Female Drill Sergeants in a 'Man's Army'

Sex scandal will only make a tough job tougher, they say

From dawn to dusk, six days a week, Staff Sgts. Sandy Diaz and Shanna Price try to turn Generation X's melting pot into an Army that can shoot straight and march to a drummer not their own.

As two of the Army's 2,000 drill instructors, they have one of the toughest jobs in the military. For the eight weeks of basic training, they embody the Army's proud past and enforce its Kevlar-tough discipline. As women, they also represent the Army's future.

The demands on drill sergeants are so extreme that the Army will allow only a few to serve as long as 36 months. Volunteers for the job must undergo psychological testing. The Army's logic seems to make sense: What kind of person would volunteer for this job?

But it will only get tougher, Sergeants Diaz and Price agree, after the recent sex scandal that emerged from allegations against male drill sergeants at the Army's Aberdeen Proving Ground in Maryland and other bases around the country. They say the fallout could taint what is otherwise an honorable group of professionals doing their best in an environment fraught with ambiguity and political correctness.

When drill sergeants discipline unruly privates, will they now claim abuse at every turn? Will frightened young recruits see sexual overtures where none exist?

Their job is made all the more difficult, they say, by one other immutable fact.

"It's a man's Army. We have to be tough on women. Otherwise they'd never survive," says Diaz, described by a former battalion commander as "the toughest woman I've ever met."

Like many of the Army's several hundred female drill sergeants, the two instructors say their job may be even more complicated than that of their male counterparts.

"Men hate taking orders from women," Diaz says. "We have to prove ourselves, even when we're wearing this hat."

Today, 1 in every 5 recruits is female and it's clear the half-million member Army could not function without women. For the recruits who encounter Diaz and Price in Echo Company, 1st Battalion, 34th Regiment, basic training is a grueling experience. Any women who tries to flirt with a male drill sergeant will soon be confronted by Diaz, whose demeanor can be intimidating - no matter what the gender.

Price, whose career has taken a fast track, admits that she, too, is often more demanding of women than she is of men. She hopes many will realize early what challenges await them when they move to permanent assignments.

Rough beginning

For the soft-spoken Price, military life began on a sour note. At basic training in 1990, a male drill sergeant propositioned her. When she refused to have sex with him, he made her do extra pushups and threatened her. Price told her parents about the incident, and they wrote their congressman in Louisiana. Later, during advanced training at Fort Jackson, Price heard that her former drill sergeant had been arrested and charged by Army investigators.

"It made me a stronger person," Price says of the incident, adding that perhaps she can help others because of the experience.

As they discuss the rigors of drill sergeant duty - 16 hour days, enduring stress - Price and Diaz sound a bit like their male counterparts. Both believe the Army has gotten too soft on trainees. Both wonder if "outsiders" like women's groups and Congress are chipping away at the discipline necessary for the military to succeed.

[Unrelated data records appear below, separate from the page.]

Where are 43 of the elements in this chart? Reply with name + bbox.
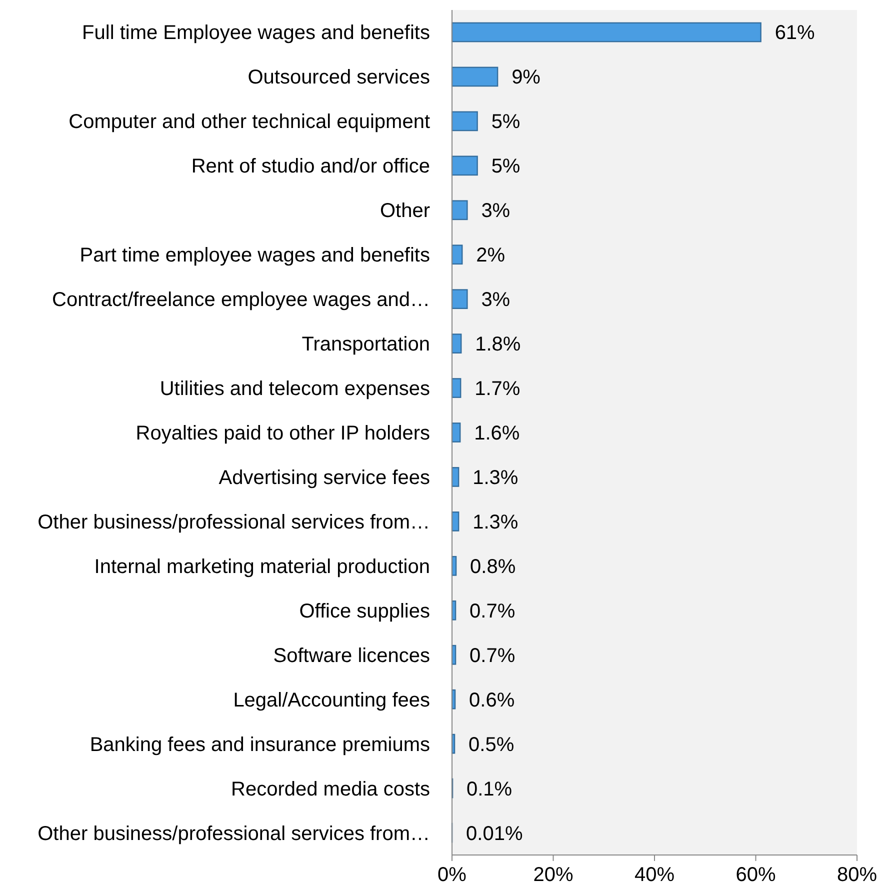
data-label: 1.6% xyxy=(474,422,520,444)
y-tick-label: Other xyxy=(380,200,430,222)
x-tick-label: 20% xyxy=(533,864,574,886)
y-tick-label: Part time employee wages and benefits xyxy=(80,244,430,267)
data-label: 0.01% xyxy=(466,822,523,845)
y-tick-label: Software licences xyxy=(273,644,430,667)
data-label: 0.7% xyxy=(470,600,516,622)
x-tick-label: 80% xyxy=(836,864,878,886)
data-label: 3% xyxy=(481,289,510,312)
y-tick-label: Legal/Accounting fees xyxy=(233,689,430,712)
y-tick-label: Recorded media costs xyxy=(231,778,430,800)
y-tick-label: Full time Employee wages and benefits xyxy=(82,22,430,44)
data-label: 0.5% xyxy=(468,734,514,756)
y-tick-label: Utilities and telecom expenses xyxy=(160,378,430,400)
data-label: 5% xyxy=(491,111,520,134)
data-label: 9% xyxy=(512,66,541,89)
data-label: 61% xyxy=(774,22,816,44)
data-label: 1.8% xyxy=(475,334,521,356)
data-label: 0.7% xyxy=(470,644,516,667)
data-label: 0.1% xyxy=(466,778,512,800)
y-tick-label: Computer and other technical equipment xyxy=(68,111,430,134)
data-label: 1.3% xyxy=(472,466,518,489)
y-tick-label: Outsourced services xyxy=(248,66,430,89)
y-tick-label: Office supplies xyxy=(299,600,430,622)
data-label: 3% xyxy=(481,200,510,222)
data-label: 5% xyxy=(491,156,520,178)
y-tick-label: Other business/professional services from… xyxy=(38,511,430,534)
data-label: 0.8% xyxy=(470,556,516,578)
y-tick-label: Transportation xyxy=(302,334,430,356)
y-tick-label: Other business/professional services from… xyxy=(38,822,430,845)
data-label: 0.6% xyxy=(469,689,515,712)
x-tick-label: 60% xyxy=(736,864,776,886)
data-label: 1.7% xyxy=(474,378,520,400)
data-label: 2% xyxy=(476,244,506,267)
y-tick-label: Banking fees and insurance premiums xyxy=(90,734,430,756)
y-tick-label: Contract/freelance employee wages and… xyxy=(52,289,430,312)
x-tick-label: 0% xyxy=(438,864,467,886)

Diaz, who went through basic training 15 years ago, says she has never been sexually harassed. She sounds wistful describing several drill sergeants at Fort Dix, N.J., who were as mean as junk-yard dogs.

"We need to keep the politicians away. Are we making soldiers or Boy Scouts and Girl Scouts?" Diaz asks, her sentiments echoed by Price.

"They are zeroing in so much on drill sergeants these days and they're not thinking about the kind of soldiers we're putting out on the street," Price says. "There are good drill sergeants who could be better, but they're afraid."

When the Army began grouping men and women together in basic training three years ago, both Diaz and Price were skeptical about how it would work. Today, they see many benefits, including the challenge that many women face by having to shoot, hike, and run alongside men. But there are downsides as well. Perhaps the biggest is that male drill sergeants are often afraid to work with women trainees for fear of being accused of fraternization, a potential career-ending offense.

"We are their guardian angels," Price says of her male colleagues, describing how she and Diaz often intercede to extinguish romantic sparks. "We can see when a female private is eyeing a drill sergeant. We can see it coming. The men love having us around."

Guardian angels

Diaz, in Army lingo a "71 Lima," or administrative specialist, can detach herself from comrades when necessary. She describes bonding with male drill sergeants as a profound experience. Yet, were she to catch a male colleague attempting to romance a trainee, she wouldn't hesitate to threaten him, or if necessary, report the incident.

"You gotta be selfish," she says. "I came here to have a career and I'm going to leave with a retirement check."

Price nods in agreement, noting the sexual tension that is constant in military life today. In a gender-integrated Army, she has resigned herself to the guardian angel role and to being the best role model she can. "That's my job, that's our purpose. We're here to show them what a female is in the Army."